In the follow-up of his history-making start, Cain tossed five innings, giving up three runs on six hits and four walks. It was his shortest outing of the season and the shortest since he went five innings on Sept. 18 of last season.
But after four perfect innings from his bullpen, he still managed to pick up the first eight-game winning streak from a Giants starter since Rick Reuschel won eight in a row in 1989.
Unlike in past seasons, when Cain has been among the league leaders in lack of run support and has somewhat struggled to earn wins, during his eight-game winning streak, Cain has gotten 46 runs of support, an average of 5.75 runs per game.
And given he didn't have his best stuff Monday after his 125-pitch outing last week, Giants manager Bruce Bochy said he was just as impressed with the win against the Angels as he was with the perfect game.
"I'd say gutty effort. He wasn't quite on, which is not surprising with everything he put into last game," Bochy said. "He worked pretty hard in that game. He found a way to get it done. He just keeps grinding."
The win was the Giants' first in three games and just their second in the last five. With the Dodgers idle, the Giants (38-30) cut their deficit in the National League West to 4 1/2 games.
And though Cain didn't have the same stuff he had in his perfect game, he really didn't need to -- his bullpen had it instead.
After Cain departed following the fifth without a single perfect inning, the Giants' bullpen combination of Shane Loux, Sergio Romo, Jeremy Affeldt and Santiago Casilla, who earned his 19th save, combined to close out the game with four perfect innings.
"I was pumped by those guys. They were able to come in and finish off the game for me," Cain said. "They got 1-2-3 innings and I wasn't able to do that for some reason."
Before Monday night's game, Giants relievers had given up three runs in their last 5 1/3 innings. And when it looked like the bullpen was in for a long night after Cain left after just five, relievers efficiently ended the game with just 44 pitches over the final four innings.
"For those guys to come in and make quick outs was good and very helpful for those guys down the road and the rest of the series," Cain said. "Because it's usually never good when the starter comes out after five and those guys have to come in and pick you up."
With the game tied at 2 after Cain had surrendered a run in each of the first two innings, the Giants took the lead in the third inning when they strung together three straight hits against Angels starter Jerome Williams.
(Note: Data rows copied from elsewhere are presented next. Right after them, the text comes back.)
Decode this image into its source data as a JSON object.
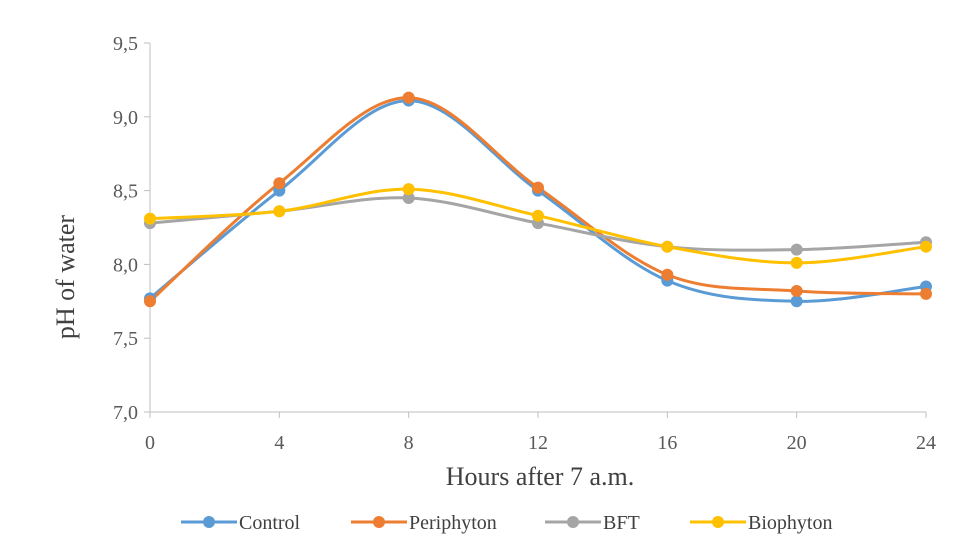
{
  "chart_data": {
    "type": "line",
    "xlabel": "Hours after 7 a.m.",
    "ylabel": "pH of water",
    "x": [
      0,
      4,
      8,
      12,
      16,
      20,
      24
    ],
    "x_tick_labels": [
      "0",
      "4",
      "8",
      "12",
      "16",
      "20",
      "24"
    ],
    "y_tick_labels": [
      "7,0",
      "7,5",
      "8,0",
      "8,5",
      "9,0",
      "9,5"
    ],
    "y_ticks": [
      7.0,
      7.5,
      8.0,
      8.5,
      9.0,
      9.5
    ],
    "xlim": [
      0,
      24
    ],
    "ylim": [
      7.0,
      9.5
    ],
    "grid": false,
    "smooth": true,
    "legend_position": "bottom",
    "series": [
      {
        "name": "Control",
        "color": "#5B9BD5",
        "values": [
          7.77,
          8.5,
          9.11,
          8.5,
          7.89,
          7.75,
          7.85
        ]
      },
      {
        "name": "Periphyton",
        "color": "#ED7D31",
        "values": [
          7.75,
          8.55,
          9.13,
          8.52,
          7.93,
          7.82,
          7.8
        ]
      },
      {
        "name": "BFT",
        "color": "#A5A5A5",
        "values": [
          8.28,
          8.36,
          8.45,
          8.28,
          8.12,
          8.1,
          8.15
        ]
      },
      {
        "name": "Biophyton",
        "color": "#FFC000",
        "values": [
          8.31,
          8.36,
          8.51,
          8.33,
          8.12,
          8.01,
          8.12
        ]
      }
    ]
  }
}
After Melky Cabrera and Buster Posey singled with one out, Angel Pagan hit an RBI single to give the Giants a lead they would never give up.
Williams (6-5) lasted just 3 1/3 innings for the Angels (36-32), his shortest outing since his first start of the season, giving up four runs on seven hits while walking three.
The Giants would add insurance runs in the fourth and sixth innings on RBI singles from Ryan Theriot, who was 3-for-5 on the night.
The five runs the Giants scored were the most since they put up 10 on the Astros in Cain's perfect game last week. And it wasn't just the top of the order that was producing for the Giants, either, as the bottom third of the order was 5-for-10 with two walks, including three runs.
First baseman Brandon Belt was 2-for-2 with two walks from the seven spot, extended his hitting streak to a career-best seven games. During the streak, he is batting .455 with two doubles and three home runs.
"He's really settling in nice, having some good at-bats, using the whole field," Bochy said. "He made some adjustments, you can tell. Knowing he's in the lineup, I'm sure has helped."
Joe McIntyre is an associate reporter for MLB.com. This story was not subject to the approval of Major League Baseball or its clubs.